Submitted to: International Soil Conservation Organization Conference Proceedings
Publication Type: Proceedings
Publication Acceptance Date: May 15, 2004
Publication Date: July 4, 2004
Citation: Ritchie, J.C., Finney, V.L., Oster, K.J., Ritchie, C.A. 2004. Floodplain sediment deposition in northern California, USA. In: Proceedings of Conserving Soil and Water for Society: Sharing Solutions,ISCO 2004-13th International Soil Conservation Organisation Conference, July 4-9, Brisbane, Australia. Paper No. 138. 2004 CDROM.

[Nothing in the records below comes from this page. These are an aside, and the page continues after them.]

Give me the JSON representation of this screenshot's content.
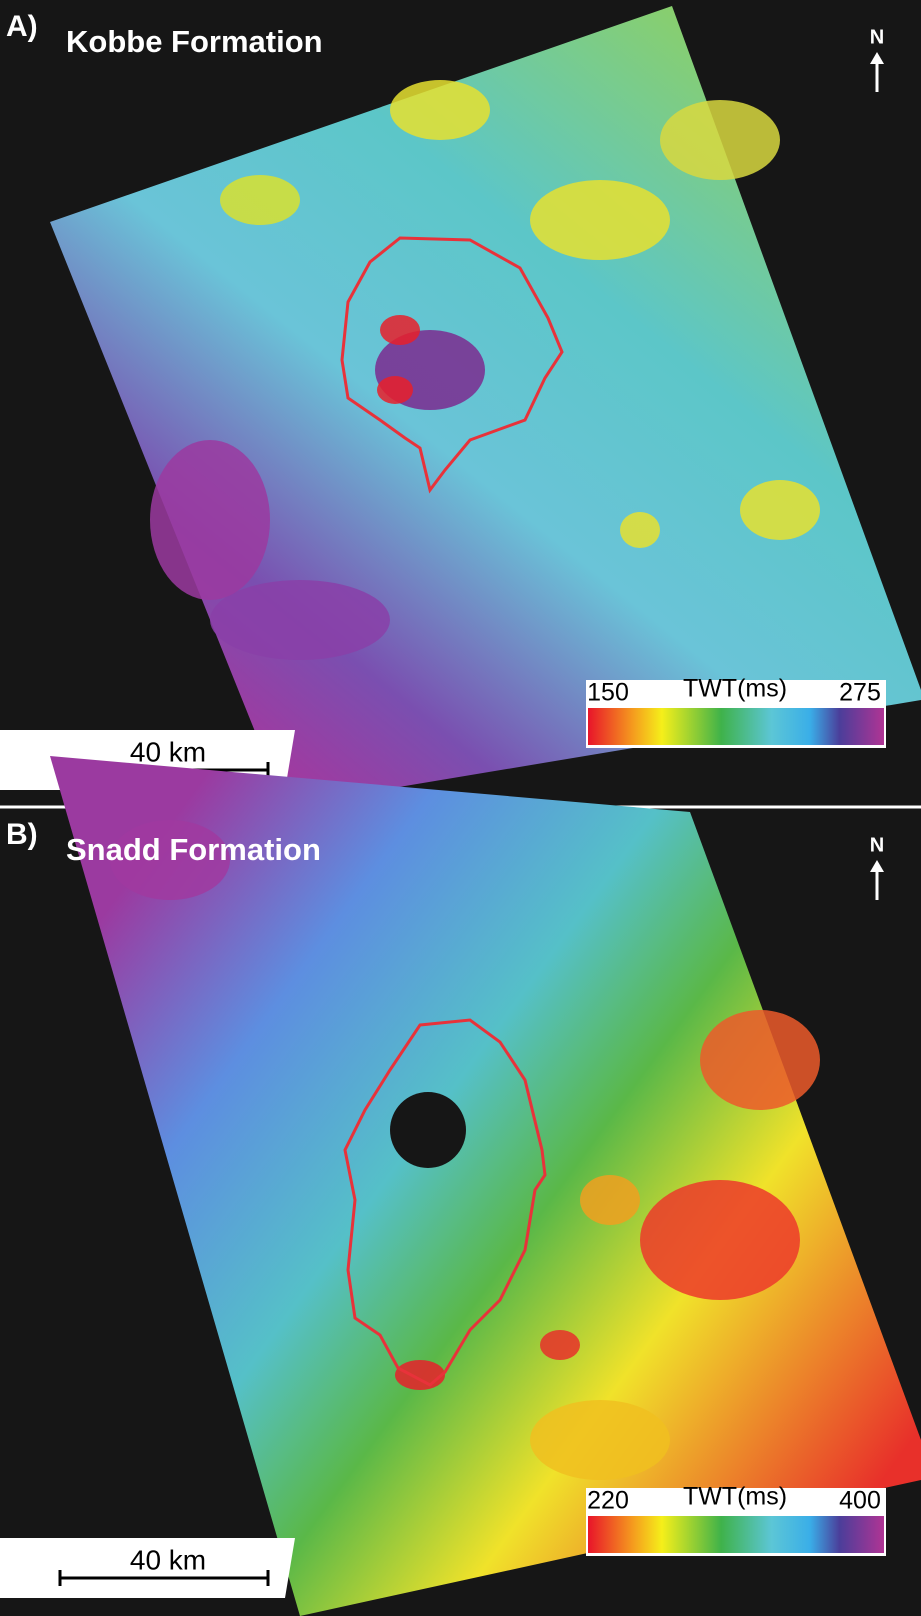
{
  "panels": [
    {
      "label": "A)",
      "title": "Kobbe Formation",
      "north": "N",
      "colorbar": {
        "min": 150,
        "unit": "TWT(ms)",
        "max": 275
      },
      "scale_bar": "40 km"
    },
    {
      "label": "B)",
      "title": "Snadd Formation",
      "north": "N",
      "colorbar": {
        "min": 220,
        "unit": "TWT(ms)",
        "max": 400
      },
      "scale_bar": "40 km"
    }
  ]
}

Land use changes have occurred in the Stemple Creek watershed in northern California USA that have increased and then decreased the erosion and movement of soil into floodplain, stream channels, and the bay. This study documented sediment deposition rates and patterns in the floodplain of Stemple Creek. Deposition rates ranged from 0.31 to 3.50 cm/y and an average of 1.29 cm/yr for the 1954 to 1964 period and from 0.26 to 1.84 cm/yr for the period from 1964 to 2002 with an average of 0.85cm/yr. Sediment deposition in the floodplain has decreased since the middle 1950's probably related to change from row crop agriculture and grazing. These floodplains are acting as significant sinks for the eroded material moving from the uplands. These floodplains are keeping eroded materials from reaching the stream channels or the bay. Plans need to be developed for these floodplains to insure that they remain a sink and do not become a source for eroded materials as improved management practices on the upland areas reduce sediment input to the floodplain.